# Calling a contemporary dance show?



## NZSM (Sep 2, 2010)

Hello, new here.

I know it's not done that often but my superiors want me to call a contemporary dance show, the only thing is, I mainly work in theatre, so not only is this my first dance show, but I have no idea how to call dance.

For instance, in theatre you read through the script and call by dialogue, however in dance there is little to none, just wondering if anyone has of has any tips on calling a dance show.

Also, how to set out my calling sheet because obviously I don't have a script.

I'm sure I'll figure all this out during plot tomorrow, but thanks!


----------



## kiwitechgirl (Sep 2, 2010)

What are they running their music off? You could call from timings on the CD player/playback software, if you can sit somewhere where you can see the readout!

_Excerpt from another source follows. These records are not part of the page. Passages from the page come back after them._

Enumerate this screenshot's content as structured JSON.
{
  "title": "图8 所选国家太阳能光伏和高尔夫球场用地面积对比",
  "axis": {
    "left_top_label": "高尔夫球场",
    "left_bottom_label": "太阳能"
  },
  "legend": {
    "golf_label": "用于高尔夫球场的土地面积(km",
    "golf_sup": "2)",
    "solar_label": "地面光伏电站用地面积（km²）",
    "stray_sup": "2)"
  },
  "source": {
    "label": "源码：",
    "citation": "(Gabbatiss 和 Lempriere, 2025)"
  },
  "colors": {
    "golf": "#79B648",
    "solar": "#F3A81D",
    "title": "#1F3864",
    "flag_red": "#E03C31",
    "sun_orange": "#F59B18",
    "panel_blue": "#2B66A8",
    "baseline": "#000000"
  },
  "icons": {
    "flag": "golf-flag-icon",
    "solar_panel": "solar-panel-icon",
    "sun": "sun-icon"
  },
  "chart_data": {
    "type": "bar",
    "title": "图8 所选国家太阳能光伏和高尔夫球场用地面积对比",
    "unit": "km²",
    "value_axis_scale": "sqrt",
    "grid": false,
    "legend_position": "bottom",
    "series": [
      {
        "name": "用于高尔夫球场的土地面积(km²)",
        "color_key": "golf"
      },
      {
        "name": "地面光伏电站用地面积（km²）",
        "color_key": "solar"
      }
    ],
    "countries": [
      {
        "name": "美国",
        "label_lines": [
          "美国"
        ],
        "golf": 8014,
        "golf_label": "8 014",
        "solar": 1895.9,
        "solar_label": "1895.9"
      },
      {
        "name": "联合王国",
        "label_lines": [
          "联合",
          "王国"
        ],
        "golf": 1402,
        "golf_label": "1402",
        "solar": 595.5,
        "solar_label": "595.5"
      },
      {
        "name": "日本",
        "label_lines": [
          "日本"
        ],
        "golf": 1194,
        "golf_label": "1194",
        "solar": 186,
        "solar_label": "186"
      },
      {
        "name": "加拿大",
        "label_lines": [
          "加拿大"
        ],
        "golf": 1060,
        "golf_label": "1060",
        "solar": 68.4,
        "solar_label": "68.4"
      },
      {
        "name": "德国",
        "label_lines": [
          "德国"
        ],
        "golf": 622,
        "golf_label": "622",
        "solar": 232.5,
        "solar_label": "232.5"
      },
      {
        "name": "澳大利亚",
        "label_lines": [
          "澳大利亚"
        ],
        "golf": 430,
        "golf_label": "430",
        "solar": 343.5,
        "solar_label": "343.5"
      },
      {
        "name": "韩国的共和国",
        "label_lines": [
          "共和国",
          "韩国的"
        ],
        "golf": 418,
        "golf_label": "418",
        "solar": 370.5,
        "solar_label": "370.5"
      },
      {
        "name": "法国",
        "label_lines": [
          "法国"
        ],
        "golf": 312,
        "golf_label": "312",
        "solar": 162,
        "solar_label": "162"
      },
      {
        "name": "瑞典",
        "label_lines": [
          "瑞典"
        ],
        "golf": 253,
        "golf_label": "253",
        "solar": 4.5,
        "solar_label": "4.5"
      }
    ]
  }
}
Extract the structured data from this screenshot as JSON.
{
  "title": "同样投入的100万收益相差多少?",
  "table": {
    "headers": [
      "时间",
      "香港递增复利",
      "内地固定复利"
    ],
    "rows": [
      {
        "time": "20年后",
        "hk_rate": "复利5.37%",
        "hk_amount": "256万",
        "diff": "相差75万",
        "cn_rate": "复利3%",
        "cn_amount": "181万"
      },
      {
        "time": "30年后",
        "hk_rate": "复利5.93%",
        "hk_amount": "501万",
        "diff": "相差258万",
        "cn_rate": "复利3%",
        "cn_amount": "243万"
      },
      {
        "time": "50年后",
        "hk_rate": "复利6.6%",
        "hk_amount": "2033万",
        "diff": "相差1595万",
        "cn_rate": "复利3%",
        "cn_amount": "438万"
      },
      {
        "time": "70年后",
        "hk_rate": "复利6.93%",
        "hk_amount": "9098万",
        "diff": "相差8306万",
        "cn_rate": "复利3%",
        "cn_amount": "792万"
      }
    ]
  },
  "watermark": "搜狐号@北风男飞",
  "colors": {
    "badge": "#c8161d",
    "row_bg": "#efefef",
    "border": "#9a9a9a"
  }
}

Your other option is to write very specific notes based on the choreo - "girl with black hair spins three times OP then crosses USC", "girl in red dress lies on floor and wiggles left foot" etc etc - maybe with rough timings, if you can't see the playback display then see if you can get the operator to give you 30-second intervals over comms.


----------



## NZSM (Sep 2, 2010)

Sweet, thanks for the help, all good ideas. The music is being controlled by QLab, the only problem is the pieces without music haha, and detailed notes comes naturally to a stage manager haha.


----------



## SteveB (Sep 2, 2010)

I've seen a number of methods used. One is a simple stopwatch, started from when the sound GO is called for the start of the music. Another is the SM in the wing makes notes as to the action of the dancing. Here's a link to Tom Skeltons lighting design and assorted notes from Fall River Legend for the American Ballet Theatre at the Metropolitan Opera in 1991. 

Theatrical Lighting Database

Note that in the Calling Scripts for this piece, text notes are used as to dance action for most cues, but visual diagrams are used as well to indicate position on stage and movement and direction of the dancers. 

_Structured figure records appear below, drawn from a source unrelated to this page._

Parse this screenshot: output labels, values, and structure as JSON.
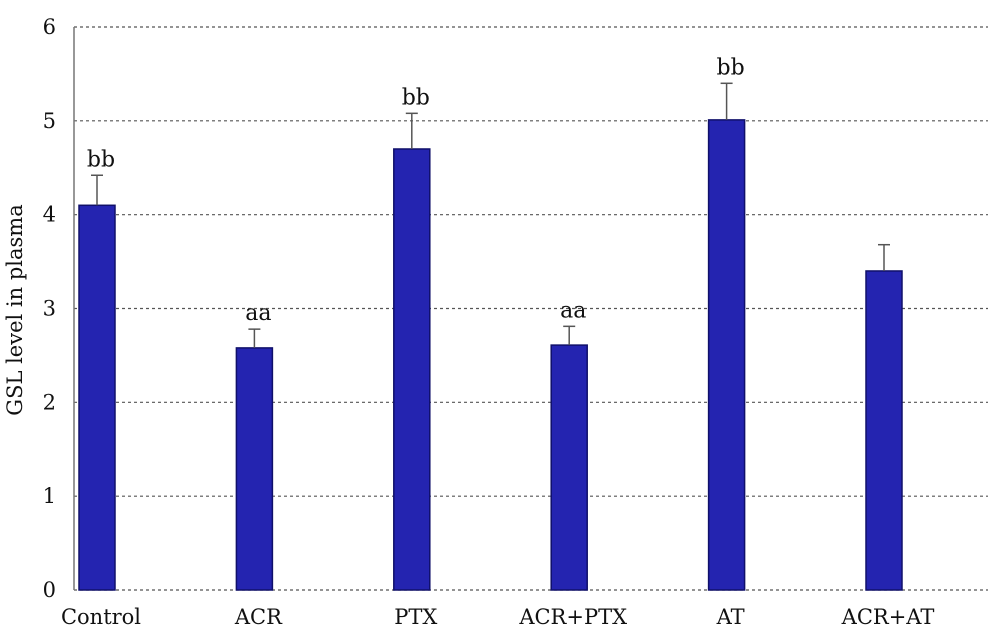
{
  "chart_data": {
    "type": "bar",
    "title": "",
    "xlabel": "",
    "ylabel": "GSL level in plasma",
    "ylim": [
      0,
      6
    ],
    "yticks": [
      0,
      1,
      2,
      3,
      4,
      5,
      6
    ],
    "grid": true,
    "categories": [
      "Control",
      "ACR",
      "PTX",
      "ACR+PTX",
      "AT",
      "ACR+AT"
    ],
    "values": [
      4.1,
      2.58,
      4.7,
      2.61,
      5.01,
      3.4
    ],
    "errors": [
      0.32,
      0.2,
      0.38,
      0.2,
      0.39,
      0.28
    ],
    "annotations": [
      "bb",
      "aa",
      "bb",
      "aa",
      "bb",
      ""
    ],
    "colors": {
      "bar": "#2424b0",
      "bar_edge": "#10106a",
      "error_bar": "#555555",
      "grid": "#555555"
    }
  }
}
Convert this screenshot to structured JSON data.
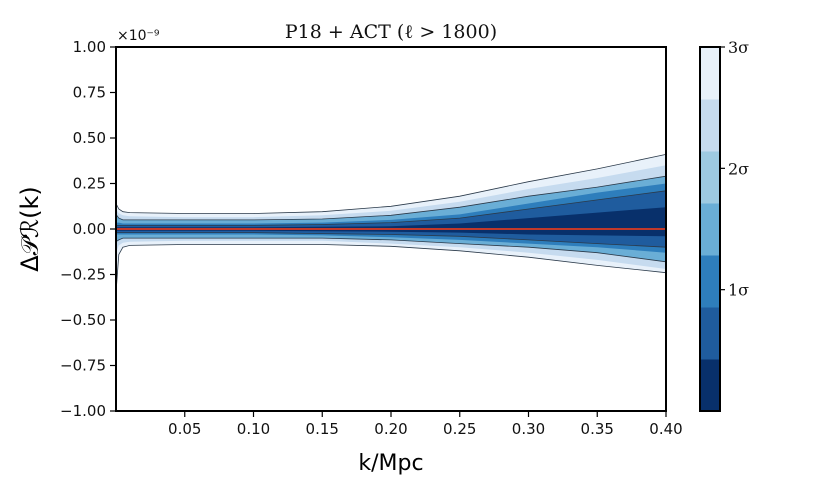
{
  "chart_data": {
    "type": "area",
    "title": "P18 + ACT (ℓ > 1800)",
    "xlabel": "k/Mpc",
    "ylabel": "Δ𝒫ℛ(k)",
    "y_scale_label": "×10⁻⁹",
    "xlim": [
      0.0,
      0.4
    ],
    "ylim": [
      -1.0,
      1.0
    ],
    "x_ticks": [
      "0.05",
      "0.10",
      "0.15",
      "0.20",
      "0.25",
      "0.30",
      "0.35",
      "0.40"
    ],
    "y_ticks": [
      "1.00",
      "0.75",
      "0.50",
      "0.25",
      "0.00",
      "−0.25",
      "−0.50",
      "−0.75",
      "−1.00"
    ],
    "x_tick_values": [
      0.05,
      0.1,
      0.15,
      0.2,
      0.25,
      0.3,
      0.35,
      0.4
    ],
    "y_tick_values": [
      1.0,
      0.75,
      0.5,
      0.25,
      0.0,
      -0.25,
      -0.5,
      -0.75,
      -1.0
    ],
    "x": [
      0.0,
      0.002,
      0.005,
      0.01,
      0.05,
      0.1,
      0.15,
      0.2,
      0.25,
      0.3,
      0.35,
      0.4
    ],
    "bands": [
      {
        "level": "0.5σ",
        "color": "#08306b",
        "upper": [
          0.01,
          0.01,
          0.01,
          0.01,
          0.01,
          0.01,
          0.012,
          0.015,
          0.03,
          0.06,
          0.09,
          0.12
        ],
        "lower": [
          -0.01,
          -0.01,
          -0.01,
          -0.01,
          -0.01,
          -0.01,
          -0.012,
          -0.015,
          -0.02,
          -0.03,
          -0.035,
          -0.04
        ]
      },
      {
        "level": "1σ",
        "color": "#1f5c9e",
        "upper": [
          0.02,
          0.02,
          0.02,
          0.02,
          0.02,
          0.02,
          0.025,
          0.035,
          0.06,
          0.11,
          0.16,
          0.21
        ],
        "lower": [
          -0.02,
          -0.02,
          -0.02,
          -0.02,
          -0.02,
          -0.02,
          -0.025,
          -0.03,
          -0.04,
          -0.06,
          -0.08,
          -0.1
        ]
      },
      {
        "level": "1.5σ",
        "color": "#2e7ebc",
        "upper": [
          0.035,
          0.035,
          0.03,
          0.03,
          0.03,
          0.03,
          0.035,
          0.05,
          0.08,
          0.14,
          0.2,
          0.25
        ],
        "lower": [
          -0.03,
          -0.03,
          -0.03,
          -0.03,
          -0.03,
          -0.03,
          -0.035,
          -0.045,
          -0.06,
          -0.08,
          -0.1,
          -0.13
        ]
      },
      {
        "level": "2σ",
        "color": "#6aaed6",
        "upper": [
          0.08,
          0.06,
          0.05,
          0.05,
          0.05,
          0.05,
          0.055,
          0.075,
          0.12,
          0.18,
          0.23,
          0.29
        ],
        "lower": [
          -0.07,
          -0.06,
          -0.05,
          -0.05,
          -0.05,
          -0.05,
          -0.05,
          -0.06,
          -0.08,
          -0.1,
          -0.13,
          -0.18
        ]
      },
      {
        "level": "2.5σ",
        "color": "#c6dbef",
        "upper": [
          0.11,
          0.085,
          0.075,
          0.07,
          0.065,
          0.065,
          0.075,
          0.1,
          0.15,
          0.22,
          0.28,
          0.35
        ],
        "lower": [
          -0.13,
          -0.09,
          -0.075,
          -0.07,
          -0.065,
          -0.065,
          -0.065,
          -0.08,
          -0.1,
          -0.13,
          -0.17,
          -0.22
        ]
      },
      {
        "level": "3σ",
        "color": "#e8f1fa",
        "upper": [
          0.14,
          0.11,
          0.095,
          0.09,
          0.085,
          0.085,
          0.095,
          0.125,
          0.18,
          0.26,
          0.33,
          0.41
        ],
        "lower": [
          -0.35,
          -0.14,
          -0.1,
          -0.09,
          -0.085,
          -0.085,
          -0.085,
          -0.095,
          -0.12,
          -0.155,
          -0.2,
          -0.24
        ]
      }
    ],
    "median_line": {
      "color": "#c0392b",
      "y": [
        0.0,
        0.0,
        0.0,
        0.0,
        0.0,
        0.0,
        0.0,
        0.0,
        0.0,
        0.0,
        0.0,
        0.0
      ]
    },
    "colorbar": {
      "colors": [
        "#08306b",
        "#1f5c9e",
        "#2e7ebc",
        "#6aaed6",
        "#9ecae1",
        "#c6dbef",
        "#e8f1fa"
      ],
      "ticks": [
        {
          "label": "3σ",
          "value": 3
        },
        {
          "label": "2σ",
          "value": 2
        },
        {
          "label": "1σ",
          "value": 1
        }
      ],
      "range": [
        0,
        3
      ]
    }
  }
}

I've also seen very elaborate versions of lighting magic sheets, with a cue on ea. page with a sketch of positions and movement of the dancers. 

So the answer is all, all of the above.


----------



## Footer (Sep 2, 2010)

This is one place that is it very hard for someone who is not familiar with dance to be able to call. Go with the stopwatch but you can not trust it. Lighting 90% of the time in dance is dictated by the movement, not the music or time. Use a stopwatch to get you close, use a well written cue sheet to get you exact. You really have to approach calling dance just like calling music. It has its own language and if you know the language your life will be easier. 

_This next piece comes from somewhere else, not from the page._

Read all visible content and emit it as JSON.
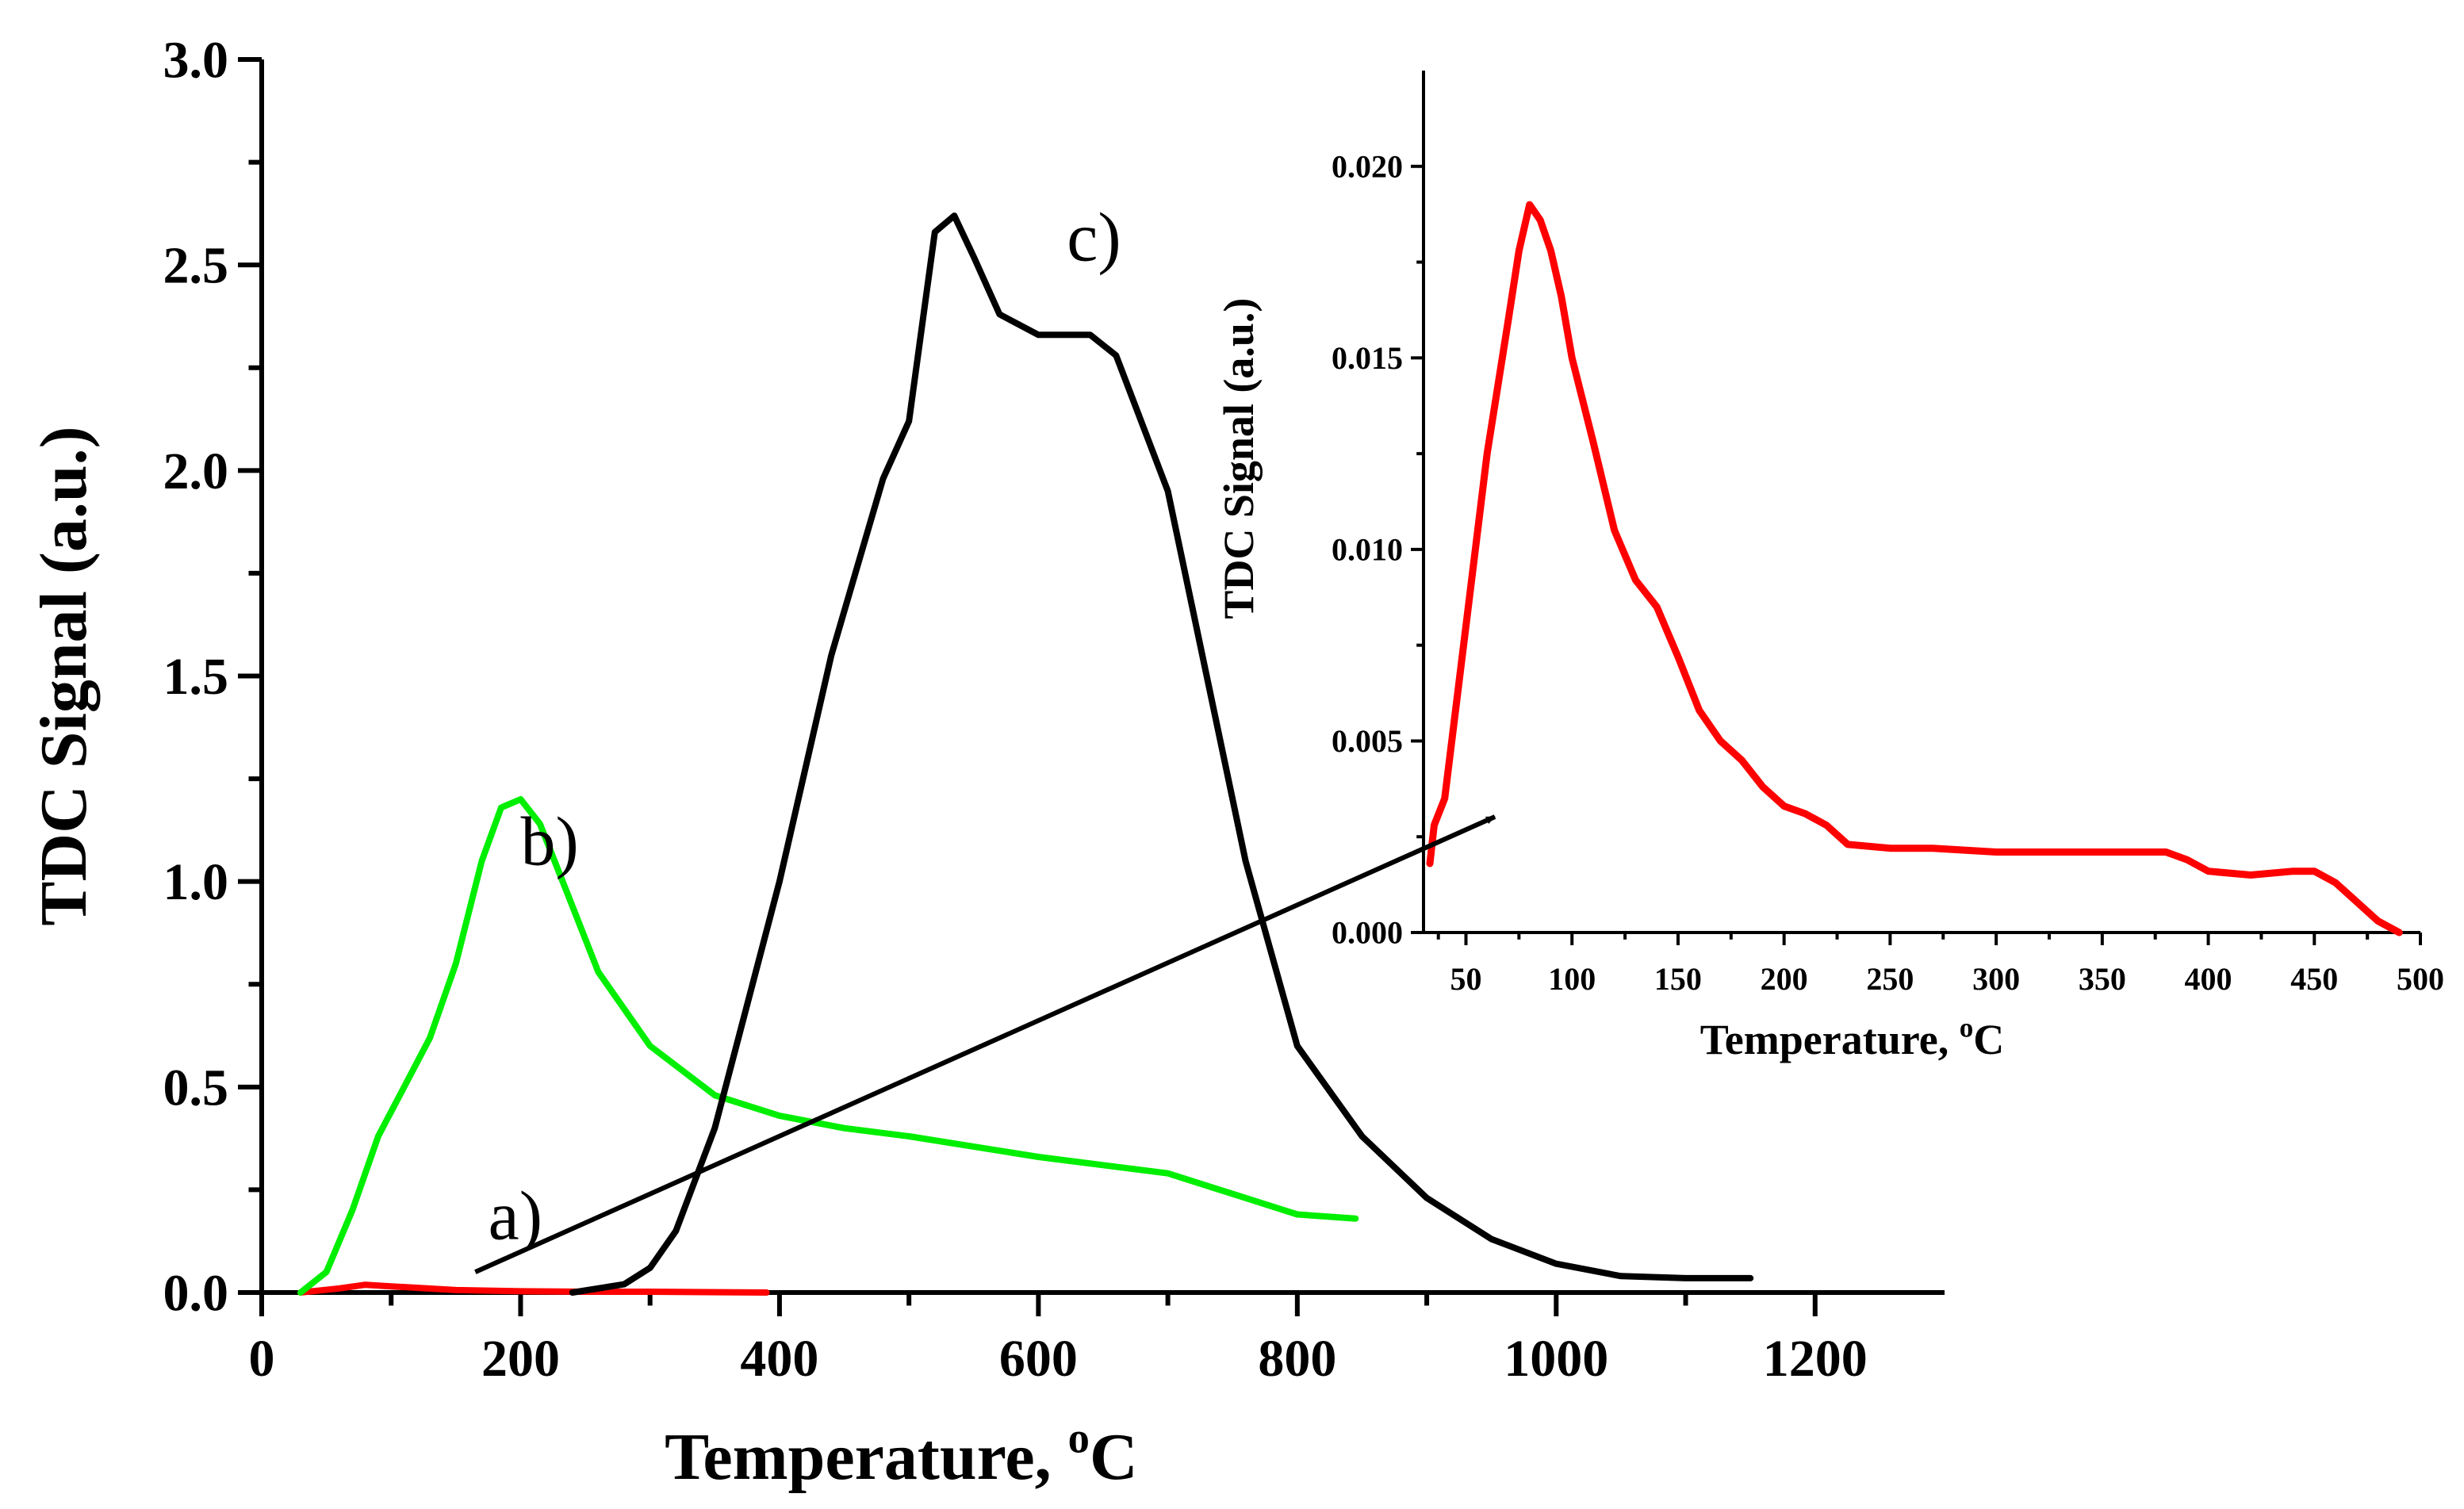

Just a side note, anyone out in the CB world who wants to become a dance LD, go take some dance classes. It will let you learn the language and allow you to better break down what you see onstage.


----------



## derekleffew (Sep 2, 2010)

"LightQ# 26 should happen after the pas de bourrée, just before the petit jeté."

Huh?

-------
From the greatest movie about show business ever:


----------



## Footer (Sep 2, 2010)

derekleffew said:


> "LightQ# 26 should happen after the pas de bourrée, just before the petit jeté."
> 
> Huh?
> 
> ...




I love the made for TV version of that movie. There is so much nudity that they airbrush clothes on people. Gotta love a Saved by the Bell star's last gasp for fame. Oh, and they explore the most important job in any vegas show.... the ice man.


----------



## Grog12 (Sep 2, 2010)

Not done that often? Its done in every contempary and modern show I can think of. I run a mixture based on each piece in the show. I make it too as many rehersals as possible and make a video of run throughs. I plan out my lighting based on timecode with a stopwatch and movement of the dancers. You have to have both because its an imperfect science. I write out a Q sheet that tells me the Time of the Q (via stopwatch) what the call is (LQ 25 or Curtain or SQ A ect) what's happening on stage, which track we're in on the CD and what the track time is if applicable. I start my stop watch when the piece starts not when the music starts because our pieces don't always start with sound. NZSM feel free to PM me any questions you might have. 

Also here's the biggest bit of advice learn to count 8's. Knowing how to count like a dancer makes calling a show *INCREDIBLY* easier.


----------



## mstaylor (Sep 2, 2010)

My first wife was a dance instructor and choreographer. I have done more than my share of dance from the 3 yr old darlings to professional dance troups. I have run cues off a combination of movement and music. What I never done is used time code or a watch.


----------



## Drmafreek (Sep 7, 2010)

Lots of good thoughts and ideas in this thread. I LD 2 dance shows each academic year. I am constantly training new stage managers due to the turnover rate in academia (why must my best ones graduate so quickly.) Anyways, I agree with needed to watch the rehearsals, video record rehearsals and know the dances in and out. Knowing the terminology is a major boon as well. I was in a dance company in undergrad and I cannot tell you how helpful it is to know what they are talking about onstage. Finally, use your tech rehearsals and dress rehearsals to the best of your ability. Run the dances as much as you can so that you can get practice in. Eventually the hope is that the show just starts to come naturally to you.


----------